И, может, его настойчивость не давала мне раскрыться, ответить искренне, так, как я чувствовала. Он словно пытался меня раздеть, а сам оставался наглухо, по самые уши, даже не в одежде, а в броне.
– А ты? – выдавила из себя, понимая, что невольно подставляю шею под его горячие сухие губы, впитываю его сумасшедшие поцелуи. И нет, он сейчас не был тем самым холодным и отстранённым Нейманом, но мне этого было мало. А ещё я хотела и боялась увидеть его глаза.
Он на миг замер, остановился. Только губы его где-то там, возле моего уха, рассылали импульсы по телу.
Забыть бы обо всём… Побыть девочкой в его объятиях. Обычной, каких, наверное, немало у него было. Тех, кого он покорил, подчинил себе, сумел расплавить или отогреть. У него для этого много разных методов – сам говорил. Может, так было бы правильно. Вот только я не желала быть одной из тех, кто были и прошли, исчезли и растворились во времени.

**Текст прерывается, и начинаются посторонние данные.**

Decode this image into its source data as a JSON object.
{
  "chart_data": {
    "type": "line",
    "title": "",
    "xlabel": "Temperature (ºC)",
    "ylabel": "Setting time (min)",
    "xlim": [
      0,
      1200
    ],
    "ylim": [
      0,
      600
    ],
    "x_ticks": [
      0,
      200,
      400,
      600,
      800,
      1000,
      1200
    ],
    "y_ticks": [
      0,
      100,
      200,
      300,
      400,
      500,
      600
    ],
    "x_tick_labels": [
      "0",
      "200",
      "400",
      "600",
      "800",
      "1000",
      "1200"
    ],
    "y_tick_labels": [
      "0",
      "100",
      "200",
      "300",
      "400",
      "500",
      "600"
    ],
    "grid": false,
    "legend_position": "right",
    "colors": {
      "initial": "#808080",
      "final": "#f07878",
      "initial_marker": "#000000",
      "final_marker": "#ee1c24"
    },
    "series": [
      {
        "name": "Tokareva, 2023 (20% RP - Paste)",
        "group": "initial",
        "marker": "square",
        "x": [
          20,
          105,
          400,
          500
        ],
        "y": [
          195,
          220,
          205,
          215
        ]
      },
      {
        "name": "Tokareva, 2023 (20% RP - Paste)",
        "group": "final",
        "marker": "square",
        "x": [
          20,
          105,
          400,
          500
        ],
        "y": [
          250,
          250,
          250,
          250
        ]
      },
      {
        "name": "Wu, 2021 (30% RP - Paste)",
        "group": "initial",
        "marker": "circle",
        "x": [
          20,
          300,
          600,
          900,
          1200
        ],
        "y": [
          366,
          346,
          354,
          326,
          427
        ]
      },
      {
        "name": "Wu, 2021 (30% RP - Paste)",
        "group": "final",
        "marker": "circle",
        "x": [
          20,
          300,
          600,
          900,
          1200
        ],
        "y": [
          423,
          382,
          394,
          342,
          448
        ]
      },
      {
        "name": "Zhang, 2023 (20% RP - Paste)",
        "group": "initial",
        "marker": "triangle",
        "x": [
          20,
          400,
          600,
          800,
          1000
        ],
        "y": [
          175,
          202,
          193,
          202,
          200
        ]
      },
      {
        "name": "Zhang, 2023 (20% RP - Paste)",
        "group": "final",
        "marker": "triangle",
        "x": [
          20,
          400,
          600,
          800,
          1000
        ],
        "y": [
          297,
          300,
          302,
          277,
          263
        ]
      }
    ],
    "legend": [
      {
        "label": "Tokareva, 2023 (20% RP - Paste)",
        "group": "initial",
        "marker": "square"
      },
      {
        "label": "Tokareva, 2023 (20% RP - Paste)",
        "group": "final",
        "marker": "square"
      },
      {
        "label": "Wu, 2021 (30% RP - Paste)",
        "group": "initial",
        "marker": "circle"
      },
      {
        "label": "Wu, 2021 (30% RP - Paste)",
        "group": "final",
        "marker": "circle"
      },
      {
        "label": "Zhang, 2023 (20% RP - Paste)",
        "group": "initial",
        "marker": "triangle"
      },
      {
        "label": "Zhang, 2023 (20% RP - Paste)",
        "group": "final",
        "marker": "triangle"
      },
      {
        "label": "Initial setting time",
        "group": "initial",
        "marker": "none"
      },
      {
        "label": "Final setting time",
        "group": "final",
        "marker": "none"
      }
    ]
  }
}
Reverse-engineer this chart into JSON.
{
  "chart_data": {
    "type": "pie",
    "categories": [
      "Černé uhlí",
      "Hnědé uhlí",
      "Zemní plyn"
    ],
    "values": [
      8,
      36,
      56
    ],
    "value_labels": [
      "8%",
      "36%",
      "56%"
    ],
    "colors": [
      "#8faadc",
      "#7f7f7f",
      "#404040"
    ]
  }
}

Он поднял на меня глаза. Всмотрелся пристально. Тоже, наверное, искал какие-то ответы в моём взгляде.
– Конечно, Ника, – произнёс он медленно и сделал недвусмысленное движение бёдрами. То, что он меня хочет, не новость. И, может, именно это помогло избавиться от наваждения.
– Если ты только это вкладываешь в «скучал», то нет, Нейман. Я не скучала, – произношу быстро, чтобы не передумать и не дать ему меня очаровать окончательно и бесповоротно. – Наверное, я бы хотела, чтобы это было где-то повыше, – касаюсь ладонью его груди.
Я лгу, конечно, потому что одно очень сложно отделить от другого. Но я выбираю ту правду, которая была бы для меня ценнее. Грустно всё сводить только к половым инстинктам. Тем более, когда я толком не знаю, что всё это значит. Мой опыт общения с мужчинами ничтожно мал, а тот, что был, не всегда со знаком плюс.
Он замирает. Дышит надсадно. Наверное, это мой маленький триумф: со мной он забывает о ледяной сдержанности, но мне этого мало. Слишком мало, чтобы осесть у его ног послушной и безвольной куклой.
Пока он стоит и то ли думает, то ли приходит в себя, я тихонько ускользаю. Оставляю его одного.
Сердце рвётся назад. Не знаю, что я оставила там, в приглушенном свете библиотеки. Только это больно, безумно больно. Тянет сдаться и вернуться. Кинуться ему на шею, обнять ногами. Любая нормальная девчонка сделала бы это. Но я не могу. Лучше умирать.